When you think of technical writing, do you think of big words and bigger equations, text that could put a person drowning in Red Bull to sleep and a complete lack of anything resembling creativity?
If so, then you’ve been exposed to bad technical writing.
Good technical writing is the opposite of all that. It has to be, or it’s not really doing its job.
What is technical writing and why is it so in demand?
provides a bang-on definition of technical writing: the practice of putting technical information into easily understandable language. It’s in high demand for two polar opposite reasons: too many experts and not enough experts.
Let’s look at both.
Too many experts means not enough understanding
The age of the generalist has gone the way of the dodo. Today, everyone is a specialist, sub-specialist or sub-sub-specialist. They know more about their narrow field of expertise than anyone else, and that knowledge acts as a bottleneck to understanding for everyone else.
Oftentimes, when one of these specialists attempts to explain what they know, it’s wrapped up in far too much jargon and inside information for anyone without their level of learning in the field to have any idea what it means.
And you can hardly fault the expert for that. After all, they understand the material perfectly well, and they probably spend most of their time with people who understand it too. To them, the complexity of the material is what makes it simple; they have no need to simplify further and no practice doing it.
This is where a good technical writer comes in. A technical writer worth his or her weight can read through the text and find the key messages or benefits that would impress a reader who needs to understand what the specialist is saying but doesn’t.
Served up simply, a layperson can understand what the material means, but more importantly, they can understand what it means for them.
Not enough experts means too much misunderstanding
Think about the typical business unit and how many roles are represented: technicians, operators, analysts, communicators, sales reps, account managers and lord knows how many more disciplines. Each of these people have a client they have to answer to, and the only thing more frustrating to a client than having to wait for answers from their suppliers or vendors is getting the wrong answers.

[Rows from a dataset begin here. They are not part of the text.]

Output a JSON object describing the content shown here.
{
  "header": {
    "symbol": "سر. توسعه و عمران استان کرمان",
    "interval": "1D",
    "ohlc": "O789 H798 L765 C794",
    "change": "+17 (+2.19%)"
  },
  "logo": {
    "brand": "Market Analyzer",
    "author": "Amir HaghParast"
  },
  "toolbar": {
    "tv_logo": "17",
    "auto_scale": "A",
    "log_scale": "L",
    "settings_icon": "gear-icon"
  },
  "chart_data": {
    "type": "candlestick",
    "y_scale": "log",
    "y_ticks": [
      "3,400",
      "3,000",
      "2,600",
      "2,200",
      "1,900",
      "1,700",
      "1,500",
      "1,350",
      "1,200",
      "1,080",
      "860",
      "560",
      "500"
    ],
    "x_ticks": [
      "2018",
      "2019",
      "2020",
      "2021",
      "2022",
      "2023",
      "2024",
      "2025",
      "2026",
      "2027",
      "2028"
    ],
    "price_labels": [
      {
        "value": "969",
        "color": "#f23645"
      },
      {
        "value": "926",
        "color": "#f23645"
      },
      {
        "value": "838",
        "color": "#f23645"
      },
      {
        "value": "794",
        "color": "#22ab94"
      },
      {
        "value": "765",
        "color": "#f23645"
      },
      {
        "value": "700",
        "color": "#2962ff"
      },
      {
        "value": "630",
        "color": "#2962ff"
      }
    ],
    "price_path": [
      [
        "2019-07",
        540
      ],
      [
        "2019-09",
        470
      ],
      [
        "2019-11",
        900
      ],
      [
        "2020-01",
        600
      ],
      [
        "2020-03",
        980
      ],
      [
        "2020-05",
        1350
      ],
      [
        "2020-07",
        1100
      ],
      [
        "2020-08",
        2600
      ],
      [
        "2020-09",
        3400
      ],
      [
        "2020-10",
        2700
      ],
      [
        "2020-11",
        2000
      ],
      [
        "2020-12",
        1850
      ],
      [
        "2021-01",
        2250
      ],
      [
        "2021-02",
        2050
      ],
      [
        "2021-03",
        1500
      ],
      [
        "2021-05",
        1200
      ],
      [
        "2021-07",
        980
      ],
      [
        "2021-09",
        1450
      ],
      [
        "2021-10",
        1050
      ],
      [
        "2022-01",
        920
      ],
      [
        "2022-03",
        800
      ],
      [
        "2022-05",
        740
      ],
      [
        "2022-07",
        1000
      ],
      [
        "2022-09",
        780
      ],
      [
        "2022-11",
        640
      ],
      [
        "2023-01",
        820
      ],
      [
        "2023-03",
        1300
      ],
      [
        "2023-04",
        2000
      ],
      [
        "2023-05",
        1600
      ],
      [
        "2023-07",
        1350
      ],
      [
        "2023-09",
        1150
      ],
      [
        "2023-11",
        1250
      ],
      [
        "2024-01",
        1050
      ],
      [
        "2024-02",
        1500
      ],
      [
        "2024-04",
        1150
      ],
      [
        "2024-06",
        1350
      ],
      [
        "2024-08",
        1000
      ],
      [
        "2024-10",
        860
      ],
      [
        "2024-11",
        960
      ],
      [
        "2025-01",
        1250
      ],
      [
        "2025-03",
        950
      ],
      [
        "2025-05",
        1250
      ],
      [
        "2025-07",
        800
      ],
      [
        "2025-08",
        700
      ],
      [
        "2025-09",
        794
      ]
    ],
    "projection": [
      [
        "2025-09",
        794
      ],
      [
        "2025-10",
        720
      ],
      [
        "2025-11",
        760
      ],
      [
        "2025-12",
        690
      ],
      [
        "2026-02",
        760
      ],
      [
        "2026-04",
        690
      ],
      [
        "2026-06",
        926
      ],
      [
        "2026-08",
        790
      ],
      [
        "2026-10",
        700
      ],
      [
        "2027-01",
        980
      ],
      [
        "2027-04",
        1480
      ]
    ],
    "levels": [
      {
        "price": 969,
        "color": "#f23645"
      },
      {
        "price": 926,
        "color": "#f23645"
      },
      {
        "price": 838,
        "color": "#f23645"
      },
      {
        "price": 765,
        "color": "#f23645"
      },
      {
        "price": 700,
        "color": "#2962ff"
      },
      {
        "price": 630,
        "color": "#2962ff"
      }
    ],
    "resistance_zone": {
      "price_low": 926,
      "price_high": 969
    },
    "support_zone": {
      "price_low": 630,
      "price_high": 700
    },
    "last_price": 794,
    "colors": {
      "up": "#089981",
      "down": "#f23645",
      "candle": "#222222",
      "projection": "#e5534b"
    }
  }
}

The problems with big multi-role teams is that (a) no one can be an expert in everything, (b) not everyone is available to answer technical questions about their part of the job when a client needs those answers and (c) if an expert is available to answer the question, it might not be satisfactory for the client (see previous section).
For this reason, big companies will invest in technical writing to put everyone on the same page. They’ll deliver what amounts to cheat sheets for everyone on the team that clearly and simply outlines the features and benefits of everyone else’s contributions so anyone can speak to anything confidently and accurately.
Technical Writing Isn’t Creative? Ha!
Anyone can drop a zinger or throw some sarcastic shade at someone else. But only a highly creative person can pour through reams of information about hot mold injections, Copper Beryllium and Titanium-Zirconium Molybdenum and come back with something that a plant manager who dropped out of high school would understand, while at the same time pleasing the Double-PhD in Physics and Chemistry who created the technology.
And only a truly gifted creative writer can teach a boomer to program an iPhone.
4 qualities to look for in a technical writing vendor
1. A diverse portfolio
You want a technical writer with demonstrated comfort in a variety of material. This shows you they know how to read and research, and they’re not reliant on their background for knowledge.
2. A universally easy writing style
You want anyone who picks up your material to be able to get it. And you don’t want them to have to work too hard.
3. Attention to detail
Technical writing is about getting the facts right and you want people who respect that. These are people who check, double-check and triple-check their work ¾including their emails to you.
4. Respect for deadlines
Technical writing is often associated with a presentation, launch, pitch or another time-sensitive event. Your technical writer should be consistent in delivering ahead of schedule.